When we first meet the protagonist, Plum Kettle, she has a grim life. Weighing about 300 pounds, she dresses in all black to camouflage herself as she shuttles between her Brooklyn apartment and a nearby cafe where she ghostwrites answers to questions sent to a teen magazine help columnist named Kitty. After a lifetime of useless dieting, she is eagerly awaiting surgery to have her stomach stapled to the size of a walnut. In anticipation of the procedure and her new life as a “thin person,” whom she refers to as “Alicia,” which is her real name that she has never used, Plum has been buying colorful clothes in smaller sizes.

Meanwhile, she begins to notice that she is being followed by a strange woman in brightly colored tights. Since her main goal each day is not to be noticed—it almost always invites ridicule—this is very unwelcome to Plum. This leads to an encounter with a radical feminist group led by the daughter of a woman who made a fortune through a diet scam, one of the many that Plum has tried over the years. The group seeks to promote feminist causes, and its leader wants specifically to give restitution to some of the victims of her mother’s scam, using the vast sum of money she inherited from her mother.

Meanwhile, a terrorist who calls herself “Jennifer” is killing unpunished rapists and causing a huge sensation in the media and prompting a cultural dialogue. While this is happening on the national level, the feminist/philanthropist (whose real surname is “Baptist”) wants to change Plum’s mind about the surgery. But wait! How can there be a happy ending if she doesn’t get thin? The author has just spent the first part of the book demonstrating how desperate Plum’s life is, describing in excruciating detail what it’s like to live as a fat person in a society obsessed with looking perfect. But Ms. Baptist’s approach, which consists partly of making Plum live her life as if she is already thin is ingenuous, and you as the reader experience it along with her. Like Plum, you are resistant and ambivalent all along the way, wanting the “Baptist treatment” to fail, so that Plum can get on with the business of getting thin so she can lead a “normal life.” But what if leading a “normal life,” which includes subjecting yourself to the average amount of beautification required and objectification a thin woman attracts, is not normal?

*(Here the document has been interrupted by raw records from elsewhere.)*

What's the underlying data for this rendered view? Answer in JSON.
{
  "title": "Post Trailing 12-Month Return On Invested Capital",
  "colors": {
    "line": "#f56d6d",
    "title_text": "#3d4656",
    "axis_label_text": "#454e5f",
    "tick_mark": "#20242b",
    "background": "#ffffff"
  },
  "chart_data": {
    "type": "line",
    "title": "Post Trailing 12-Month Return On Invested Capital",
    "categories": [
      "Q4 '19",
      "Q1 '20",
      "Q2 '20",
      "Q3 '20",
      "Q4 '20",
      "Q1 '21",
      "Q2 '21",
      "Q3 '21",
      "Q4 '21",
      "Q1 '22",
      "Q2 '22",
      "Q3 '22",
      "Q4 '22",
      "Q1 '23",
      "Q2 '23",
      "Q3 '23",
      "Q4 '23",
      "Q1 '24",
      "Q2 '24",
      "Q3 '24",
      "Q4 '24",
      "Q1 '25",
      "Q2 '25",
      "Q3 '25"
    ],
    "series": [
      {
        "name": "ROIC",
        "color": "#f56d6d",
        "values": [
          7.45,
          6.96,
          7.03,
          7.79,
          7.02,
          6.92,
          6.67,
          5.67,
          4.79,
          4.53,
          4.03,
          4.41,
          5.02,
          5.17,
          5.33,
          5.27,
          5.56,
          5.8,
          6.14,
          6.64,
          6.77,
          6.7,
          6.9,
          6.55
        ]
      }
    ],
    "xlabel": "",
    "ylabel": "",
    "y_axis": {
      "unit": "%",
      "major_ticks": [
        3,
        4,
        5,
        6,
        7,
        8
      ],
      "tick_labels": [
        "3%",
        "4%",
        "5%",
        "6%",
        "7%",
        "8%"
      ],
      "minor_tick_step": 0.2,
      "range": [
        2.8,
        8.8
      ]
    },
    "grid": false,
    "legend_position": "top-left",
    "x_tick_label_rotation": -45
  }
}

Walker creates a through-the-looking-glass world where all the usual standards, which are taken for granted, are questioned and in some instances, made to look insane. (The parts about body hair removal and makeup are mordantly funny.) By demonstrating these ideas through this fictional lens of Plum’s dilemma, she is able to deliver them with all the more impact. She throws all the pieces up in the air, and while they don’t land in a perfect new arrangement, for sure, you see them in a new way—and that’s quite an achievement.

Women today are realizing they need to fight back against the media, but more important, against deeply ingrained prejudices, if we are going to fight this idea that only one type of body is acceptable and worse, only an ideal decided on by someone else’s standards can be attractive.